Mesh : Humans Male Female Drug Monitoring Middle Aged Polymyxin B / therapeutic use administration & dosage pharmacokinetics Anti-Bacterial Agents / cerebrospinal fluid therapeutic use pharmacokinetics administration & dosage Prospective Studies Gram-Negative Bacterial Infections / drug therapy cerebrospinal fluid mortality microbiology Carbapenems / therapeutic use pharmacokinetics pharmacology Aged Gram-Negative Bacteria / drug effects Adult Central Nervous System Infections / drug therapy cerebrospinal fluid microbiology mortality Injections, Spinal Treatment Outcome Microbial Sensitivity Tests Cerebrospinal Fluid / microbiology

来  源:   DOI:10.1093/jac/dkae193

Abstract:
OBJECTIVE: Central nervous system (CNS) infections caused by carbapenem-resistant Gram-negative bacteria (CR-GNB) present a major health and economic burden worldwide. This multicentre prospective study aimed to assess the feasibility and usefulness of CSF therapeutic drug monitoring (TDM) after intrathecal/intraventricular administration of polymyxin B in patients with CNS infections.

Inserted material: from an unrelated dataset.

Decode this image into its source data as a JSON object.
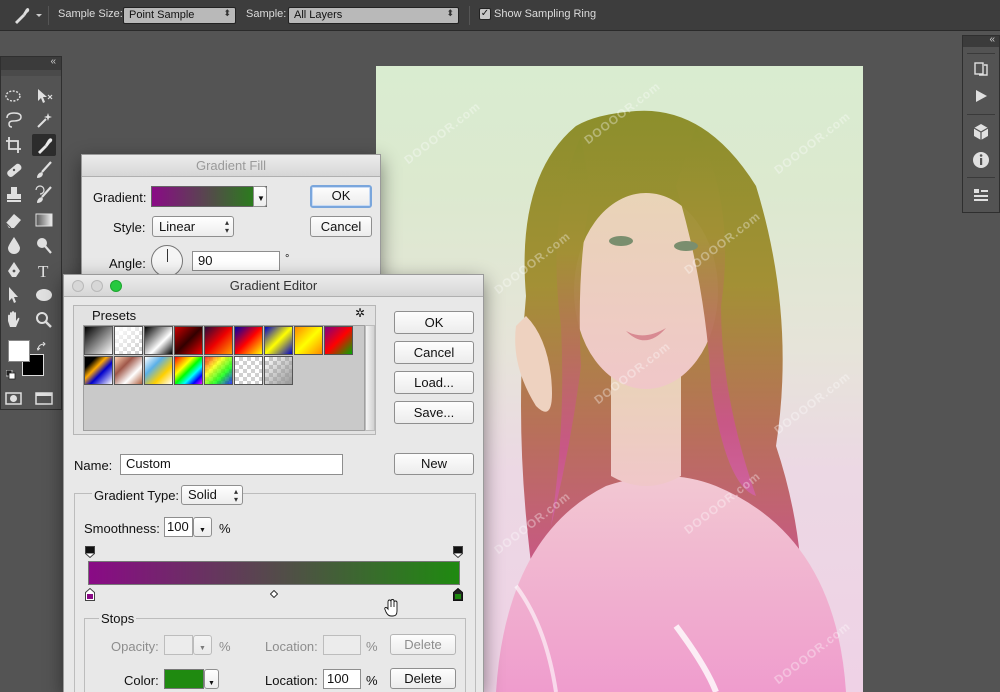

METHODS: Forty-two patients treated with intrathecal/intraventricular administration of polymyxin B against CR-GNB-induced CNS infections were enrolled. CSF trough level (Cmin) was collected beginning on Day 2 post-polymyxin B initiation and thereafter. The primary outcomes were clinical cure and 28-day all-cause mortality.
RESULTS: All patients started with intrathecal/intraventricular administration of polymyxin B at a dose of 5 g/day, corresponding to a median CSF Cmin of 2.93 mg/L (range, 0.21-25.74 mg/L). Clinical cure was 71.4%, and the median CSF Cmin of this group was higher than that of clinical failure group [3.31 (IQR, 1.73-5.62) mg/L versus 2.25 (IQR, 1.09-4.12) mg/L; P = 0.011]. In addition, with MICs ≤ 0.5 mg/L, maintaining polymyxin B CSF Cmin above 2.0 mg/L showed a higher clinical cure rate (P = 0.041). The 28-day all-cause mortality rate was 31.0% and had no association with CSF Cmin.
CONCLUSIONS: After intrathecal/intraventricular administration of polymyxin B, CSF concentrations fluctuated considerably inter- and intra-individual. Polymyxin B CSF Cmin above 2.0 mg/L was associated with clinical cure when MICs were ≤ 0.5 mg/L, and the feasibility of TDM warrants additional clinical studies.
摘要:
目的:碳青霉烯类耐药革兰阴性菌(CR-GNB)引起的中枢神经系统(CNS)感染是全球范围内主要的健康和经济负担。这项多中心前瞻性研究旨在评估中枢神经系统感染患者鞘内/脑室内给予多粘菌素B后CSF治疗药物监测(TDM)的可行性和实用性。
方法:纳入42例接受鞘内/脑室内多粘菌素B治疗的患者,以预防CR-GNB诱导的中枢神经系统感染。在多粘菌素B起始后第2天开始和之后收集CSF谷水平(Cmin)。主要结果是临床治愈和28天全因死亡率。
结果:所有患者均开始鞘内/心室内给予多粘菌素B,剂量为5g/天,对应于2.93mg/L的CSFCmin中位数(范围,0.21-25.74mg/L)。临床治愈率为71.4%,并且该组的中位CSFCmin高于临床失败组[3.31(IQR,1.73-5.62)mg/L与2.25(IQR,1.09-4.12)mg/L;P=0.011]。此外,MIC≤0.5mg/L,维持多粘菌素BCSFCmin大于2.0mg/L显示出更高的临床治愈率(P=0.041)。28天全因死亡率为31.0%,与CSFCmin无关。
结论:鞘内/室内注射多粘菌素B后,CSF浓度在个体间和个体内波动很大。当MIC≤0.5mg/L时,多粘菌素BCSFCmin高于2.0mg/L与临床治愈相关,TDM的可行性需要更多的临床研究。